We are given a matrix $A = \begin{bmatrix} -1 & -3 & -9\\ 0 & 5 & 18\\ 0 & -2 & -7 \end{bmatrix}$ and we have to find a transition matrix for it.
I have computed a characteristic polynomial $(\lambda + 1)^3$, so the eigevnalue with algebraic multtiplicity 3 is $\lambda = -1$
Then, computing $A - \lambda \mathbb{I} = \begin{bmatrix} 0 & -3 & -9\\ 0 & 6 & 18 \\ 0 & -2 & -6 \end{bmatrix}$ and $(A - \lambda \mathbb{I})^2 = 0$
For constructing a transition matrix we have to find $ v \in Ker(A - \lambda \mathbb{I})^2$, $ v \notin Ker(A - \lambda \mathbb{I})$. This is true for example for $v = (0,0,1)$, and then computing $(A - \lambda \mathbb{I}) v = (-9, 18, -6)$, which are the columns for the transition matrix.
I don't know how to find the third column for it though, since $(A - \lambda \mathbb{I})^2 v = (0,0,0)$, which is not the right solution. Any help would be appreciated
When finding a transition matrix you first find out for what exponent $(A-\lambda I)^k=0$ which is $k=2$ here. And $k=2$ is the lowest possible exponent because $(A-\lambda I) \ne 0$.

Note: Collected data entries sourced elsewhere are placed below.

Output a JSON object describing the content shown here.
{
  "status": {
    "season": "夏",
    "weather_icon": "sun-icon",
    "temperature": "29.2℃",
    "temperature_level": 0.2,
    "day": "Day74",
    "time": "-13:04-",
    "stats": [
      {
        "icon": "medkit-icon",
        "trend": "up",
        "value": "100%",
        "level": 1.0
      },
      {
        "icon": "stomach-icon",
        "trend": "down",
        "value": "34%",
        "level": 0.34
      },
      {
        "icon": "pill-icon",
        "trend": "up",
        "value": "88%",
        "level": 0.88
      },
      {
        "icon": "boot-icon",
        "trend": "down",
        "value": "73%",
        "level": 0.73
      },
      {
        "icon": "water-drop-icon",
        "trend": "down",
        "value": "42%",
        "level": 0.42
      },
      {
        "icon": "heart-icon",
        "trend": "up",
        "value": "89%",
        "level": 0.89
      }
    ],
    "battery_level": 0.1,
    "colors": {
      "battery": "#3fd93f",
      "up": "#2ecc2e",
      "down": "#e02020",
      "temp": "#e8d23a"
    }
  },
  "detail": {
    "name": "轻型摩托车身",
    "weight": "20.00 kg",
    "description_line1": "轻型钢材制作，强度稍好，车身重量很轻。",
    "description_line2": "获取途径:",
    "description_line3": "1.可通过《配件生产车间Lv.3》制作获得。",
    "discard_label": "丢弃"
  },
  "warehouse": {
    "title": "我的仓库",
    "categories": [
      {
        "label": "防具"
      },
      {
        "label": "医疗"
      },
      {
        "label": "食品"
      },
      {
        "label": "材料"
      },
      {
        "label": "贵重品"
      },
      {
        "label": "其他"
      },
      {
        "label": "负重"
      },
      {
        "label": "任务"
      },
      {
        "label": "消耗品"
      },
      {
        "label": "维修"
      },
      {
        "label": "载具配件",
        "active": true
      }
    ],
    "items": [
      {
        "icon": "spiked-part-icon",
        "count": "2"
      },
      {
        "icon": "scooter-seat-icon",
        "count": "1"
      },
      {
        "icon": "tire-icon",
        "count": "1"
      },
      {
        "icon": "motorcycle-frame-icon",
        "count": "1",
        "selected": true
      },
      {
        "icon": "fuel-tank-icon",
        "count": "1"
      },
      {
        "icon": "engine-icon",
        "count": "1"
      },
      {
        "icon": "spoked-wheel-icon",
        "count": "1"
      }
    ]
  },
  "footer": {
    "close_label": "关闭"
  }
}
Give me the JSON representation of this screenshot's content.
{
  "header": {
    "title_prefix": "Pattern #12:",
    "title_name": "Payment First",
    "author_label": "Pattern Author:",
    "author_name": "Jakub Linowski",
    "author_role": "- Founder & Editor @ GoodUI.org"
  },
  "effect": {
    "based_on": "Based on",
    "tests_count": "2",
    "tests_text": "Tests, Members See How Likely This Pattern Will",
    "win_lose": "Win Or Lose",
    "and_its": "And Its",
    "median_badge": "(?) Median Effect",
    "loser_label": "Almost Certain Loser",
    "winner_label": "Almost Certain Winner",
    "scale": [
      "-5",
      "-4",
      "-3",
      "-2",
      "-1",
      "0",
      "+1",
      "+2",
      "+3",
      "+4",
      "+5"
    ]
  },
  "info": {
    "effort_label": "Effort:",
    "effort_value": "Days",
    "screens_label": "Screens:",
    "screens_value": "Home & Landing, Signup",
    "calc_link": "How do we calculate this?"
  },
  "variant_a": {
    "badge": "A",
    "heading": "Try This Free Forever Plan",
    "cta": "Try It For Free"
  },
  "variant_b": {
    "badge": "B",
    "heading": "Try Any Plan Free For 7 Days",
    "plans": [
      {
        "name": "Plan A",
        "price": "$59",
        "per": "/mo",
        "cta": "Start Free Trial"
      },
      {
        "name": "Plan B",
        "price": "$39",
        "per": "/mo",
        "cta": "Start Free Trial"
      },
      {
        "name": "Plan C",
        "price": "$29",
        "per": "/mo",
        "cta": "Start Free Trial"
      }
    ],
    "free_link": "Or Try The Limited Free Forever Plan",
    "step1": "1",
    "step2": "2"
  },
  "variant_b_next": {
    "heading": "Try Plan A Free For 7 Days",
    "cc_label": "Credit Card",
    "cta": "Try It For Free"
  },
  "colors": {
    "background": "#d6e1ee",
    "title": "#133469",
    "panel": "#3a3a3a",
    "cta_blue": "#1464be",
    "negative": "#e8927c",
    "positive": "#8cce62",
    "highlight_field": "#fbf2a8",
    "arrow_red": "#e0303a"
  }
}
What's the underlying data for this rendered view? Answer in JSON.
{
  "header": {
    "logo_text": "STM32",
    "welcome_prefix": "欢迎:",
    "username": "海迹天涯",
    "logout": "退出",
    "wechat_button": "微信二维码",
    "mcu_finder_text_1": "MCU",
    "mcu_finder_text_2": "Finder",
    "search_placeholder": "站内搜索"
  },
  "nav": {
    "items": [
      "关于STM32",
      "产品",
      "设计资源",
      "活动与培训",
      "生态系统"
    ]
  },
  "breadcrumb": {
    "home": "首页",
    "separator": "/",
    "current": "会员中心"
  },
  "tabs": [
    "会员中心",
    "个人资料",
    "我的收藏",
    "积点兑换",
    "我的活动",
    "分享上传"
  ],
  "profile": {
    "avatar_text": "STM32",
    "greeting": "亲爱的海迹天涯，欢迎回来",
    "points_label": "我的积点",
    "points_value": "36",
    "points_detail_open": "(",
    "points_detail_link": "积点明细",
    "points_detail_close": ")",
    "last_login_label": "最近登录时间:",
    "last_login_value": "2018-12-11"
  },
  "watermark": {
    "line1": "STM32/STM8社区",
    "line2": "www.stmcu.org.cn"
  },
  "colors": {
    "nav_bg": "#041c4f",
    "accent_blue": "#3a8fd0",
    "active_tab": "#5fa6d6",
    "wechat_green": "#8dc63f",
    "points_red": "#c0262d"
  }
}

First you now want to find a complement $U$ of $\ker(A-\lambda I)$ in $\ker((A-\lambda I)^2) = \mathbb R^3$ which you did (it has the basis $v=(0,0,1)$, i.e. $U= \text{span}(v)$).
Then we go "one level down" and find a complement of $(A-\lambda I)(U)$ in $\ker(A-\lambda I)$, that is: a vector $w$ in $\ker(A-\lambda I)$ that is not element of $(A-\lambda I)(U) = \text{span}(-9, 18, -6)$. What that means in this case is: we want to find a second eigenvector of $A$ for the eigenvalue $\lambda$. We see that $w=(0,3,-1)$ satisfies $(A-\lambda I)w=0$ but $w$ does not lie in $\text{span}(-9, 18, -6)$.
We now have three vectors consisting of a basis that can be used as the columns of a transition matrix: Set $$S= \begin{pmatrix}-9&0&0\\18&0&3\\-6&1&-1 \end{pmatrix}$$
Then $$S^{-1}AS=J=\begin{pmatrix}-1&1&0\\0&-1&0\\0&0&-1 \end{pmatrix}$$ which is the Jordan normal form of $A$.
In terms of the change of basis the matrix $S$ represents the identity operator with respect to the bases $B= ((-9, 18, -6), (0,0,1), (0,3,-1))$ and $C=((1,0,0), (0,1,0), (0,0,1))$. The base $B$ was chosen so that the matrix $J$ has the given form: we put the two "corresponding" vectors $(A-\lambda I)(0,0,1)$ and $(0,0,1)$ in the first two columns to form the block of size two and the last eigenvector $(0,3,-1)$ in the third column to form the block of size one.